Mercedes EQS 450 SUV

New India EV Policy Reduces Import Duty From 110% To 15%


Mercedes EQS 450 SUV
Mercedes EQS 450 SUV

While reducing import duty, India’s EV policy has special provisions to encourage investment and local manufacturing

Last year, the Ministry of Heavy Industries released its proposal to promote the manufacturing of electric passenger cars in India. And now, that initiative has been finalized and introduced as the Scheme to Promote Manufacturing of Electric Passenger Cars in India (SPMEPCI). Let’s explore some of the key highlights of this scheme.

Investment necessary to avail import duty concessions

As per this scheme, eligible carmakers will enjoy a reduced import duties from 110% to 15%. To access the reduced import duty of 15%, carmakers need to commit to manufacture EVs in India. This commitment will come via a mandated investment of USD 500 million (approx Rs 4,150 crore), which has to be made within three years. Carmakers are free to use any of their existing facilities.

However, any investments made earlier cannot be included in the mandated fresh investment of Rs 4,150 crore. If these conditions are met, a carmaker can access the reduced import duty for five years. Participants in India’s new EV scheme will also need to achieve annual turnover milestones. For example, the turnover should be Rs 2,500 crore by the second year.

Similarly, the turnover milestones of fourth and fifth year are Rs 5,000 crore and Rs 7,500 crore, respectively. Manufacturers also need to increase localization in a progressive manner. By the third year, local value addition via local manufacturing should be 25%. And by the end of the 5th year, the localization value should increase to 50%.

BMW i7 M70 xDrive fascia
BMW i7 M70 xDrive

Reduced import duty applicable on EVs priced above Rs 30 lakh

To safeguard the interests of existing EV manufacturers in India, the reduced import duty of 15% will be applicable only on EVs priced above USD 35,000 or approx. Rs 30 lakh. This limit will help ensure that the current set of EVs available in the mainstream market remain protected from unfair trade practices such as dumping. This group includes locally manufactured electric cars such as Mahindra XEV 9e, BE 6, Tata Harrier EV, Punch EV, Nexon EV, Curvv EV, MG Windsor, Hyundai Creta Electric, etc. Also, upcoming options such as Maruti e-Vitara, Sierra EV, etc.

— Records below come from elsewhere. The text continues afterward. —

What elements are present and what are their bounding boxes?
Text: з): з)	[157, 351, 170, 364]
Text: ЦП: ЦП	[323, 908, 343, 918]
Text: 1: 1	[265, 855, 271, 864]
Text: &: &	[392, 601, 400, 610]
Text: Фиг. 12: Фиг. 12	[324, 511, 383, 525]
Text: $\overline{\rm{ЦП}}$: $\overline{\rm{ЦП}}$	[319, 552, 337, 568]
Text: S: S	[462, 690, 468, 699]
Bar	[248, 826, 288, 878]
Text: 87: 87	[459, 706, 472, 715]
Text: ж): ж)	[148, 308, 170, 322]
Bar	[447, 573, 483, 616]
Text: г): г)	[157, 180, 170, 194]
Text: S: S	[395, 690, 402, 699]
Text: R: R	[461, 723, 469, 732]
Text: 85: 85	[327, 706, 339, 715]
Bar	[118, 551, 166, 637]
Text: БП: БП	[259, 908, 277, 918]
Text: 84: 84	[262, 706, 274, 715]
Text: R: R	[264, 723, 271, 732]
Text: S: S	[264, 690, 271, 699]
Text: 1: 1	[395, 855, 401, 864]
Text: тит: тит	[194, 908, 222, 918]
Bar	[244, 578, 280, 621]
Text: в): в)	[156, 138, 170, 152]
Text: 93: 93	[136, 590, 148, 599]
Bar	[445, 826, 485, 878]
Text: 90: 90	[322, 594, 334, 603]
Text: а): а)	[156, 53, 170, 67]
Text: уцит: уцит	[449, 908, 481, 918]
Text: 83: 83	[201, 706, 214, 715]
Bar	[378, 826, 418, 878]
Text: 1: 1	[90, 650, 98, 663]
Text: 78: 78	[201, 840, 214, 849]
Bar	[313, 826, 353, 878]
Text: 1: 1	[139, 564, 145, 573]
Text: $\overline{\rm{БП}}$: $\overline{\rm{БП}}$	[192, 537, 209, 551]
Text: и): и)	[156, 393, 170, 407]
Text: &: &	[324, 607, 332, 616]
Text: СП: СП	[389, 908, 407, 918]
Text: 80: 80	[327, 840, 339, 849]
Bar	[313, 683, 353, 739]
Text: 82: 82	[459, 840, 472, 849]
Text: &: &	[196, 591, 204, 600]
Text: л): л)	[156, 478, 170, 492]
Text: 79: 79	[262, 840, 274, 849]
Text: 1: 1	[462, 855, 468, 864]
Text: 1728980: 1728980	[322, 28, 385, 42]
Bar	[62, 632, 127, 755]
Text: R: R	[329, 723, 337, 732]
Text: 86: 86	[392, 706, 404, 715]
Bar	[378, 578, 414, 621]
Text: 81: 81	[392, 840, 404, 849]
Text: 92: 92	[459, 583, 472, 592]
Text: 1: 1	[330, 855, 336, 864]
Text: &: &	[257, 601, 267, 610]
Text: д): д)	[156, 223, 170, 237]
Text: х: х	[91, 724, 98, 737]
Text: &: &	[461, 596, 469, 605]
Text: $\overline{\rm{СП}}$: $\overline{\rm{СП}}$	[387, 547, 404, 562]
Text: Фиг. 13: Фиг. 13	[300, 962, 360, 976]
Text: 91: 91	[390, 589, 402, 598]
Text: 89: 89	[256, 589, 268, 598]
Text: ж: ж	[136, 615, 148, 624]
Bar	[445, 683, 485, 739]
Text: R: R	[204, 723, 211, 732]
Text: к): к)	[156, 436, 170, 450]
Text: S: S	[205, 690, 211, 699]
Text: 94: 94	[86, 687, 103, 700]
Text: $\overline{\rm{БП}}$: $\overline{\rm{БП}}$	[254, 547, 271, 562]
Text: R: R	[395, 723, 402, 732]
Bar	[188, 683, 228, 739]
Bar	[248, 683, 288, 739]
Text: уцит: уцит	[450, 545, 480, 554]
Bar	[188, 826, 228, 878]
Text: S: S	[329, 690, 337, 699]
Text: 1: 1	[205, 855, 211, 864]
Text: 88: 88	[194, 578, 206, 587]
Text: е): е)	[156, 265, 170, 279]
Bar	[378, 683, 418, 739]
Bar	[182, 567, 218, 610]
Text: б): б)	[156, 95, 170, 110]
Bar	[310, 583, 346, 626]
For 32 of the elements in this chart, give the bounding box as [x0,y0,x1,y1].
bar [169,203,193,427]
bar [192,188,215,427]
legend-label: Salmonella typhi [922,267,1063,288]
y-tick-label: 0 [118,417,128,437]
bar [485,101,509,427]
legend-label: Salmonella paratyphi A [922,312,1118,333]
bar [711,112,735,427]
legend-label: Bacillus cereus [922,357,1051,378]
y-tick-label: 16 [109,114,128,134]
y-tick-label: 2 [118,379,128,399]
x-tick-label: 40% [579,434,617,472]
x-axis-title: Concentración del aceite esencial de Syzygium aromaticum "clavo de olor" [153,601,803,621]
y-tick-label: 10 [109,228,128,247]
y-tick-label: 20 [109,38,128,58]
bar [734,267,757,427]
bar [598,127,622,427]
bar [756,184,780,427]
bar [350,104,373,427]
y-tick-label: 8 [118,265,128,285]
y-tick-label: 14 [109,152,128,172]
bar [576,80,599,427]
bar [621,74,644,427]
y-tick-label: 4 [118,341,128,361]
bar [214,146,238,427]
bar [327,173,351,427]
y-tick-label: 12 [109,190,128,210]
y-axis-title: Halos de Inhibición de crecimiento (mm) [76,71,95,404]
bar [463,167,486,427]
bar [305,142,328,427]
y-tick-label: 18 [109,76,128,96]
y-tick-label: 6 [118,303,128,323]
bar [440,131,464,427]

There is also a cap of 8,000 units per annum for accessing the reduced import duty. Beyond this number, the standard import duty of 110% will be applicable. SPMPCI also mentions that total savings cannot be more than Rs 6,484 crore or the actual investment made, whichever is lower. If there are any unused annual quotas, these can be carried over to the next year.

Details of expenses that can be counted under the initial investment have also been mentioned in the SPMPCI document. It includes expenses related to research and development facilities, machinery and manufacturing equipment. For expenses linked to charging infrastructure, up to 5% of total investment will be considered. For land and buildings that are part of the primary manufacturing facility, up to 10% will be considered as part of total initial investment.

Tesla Model Y
Tesla Model Y

As per the SPMPCI policy document, the eligibility criteria for carmakers includes annual revenue of Rs 10,000 crore directly linked to automotive manufacturing. Also, the eligible company should have annual global assets investment of at least Rs 3,000 crore.

Tesla reluctant to manufacture locally

It is expected that the government will soon launch an online portal to facilitate participation in the SPMPCI scheme. Eligible carmakers will be able to apply for the scheme and get the approval letters.

Tesla can benefit from this scheme, but it appears that the company is not interested in manufacturing in India at this point of time, given the political stance of Trump administration. In that case, Tesla will likely choose the 110% tariff route to sell its cars in India. However, other carmakers such as Skoda, Volkswagen, Mercedes-Benz, Hyundai and Kia have expressed interest to benefit from the SPMPCI policy.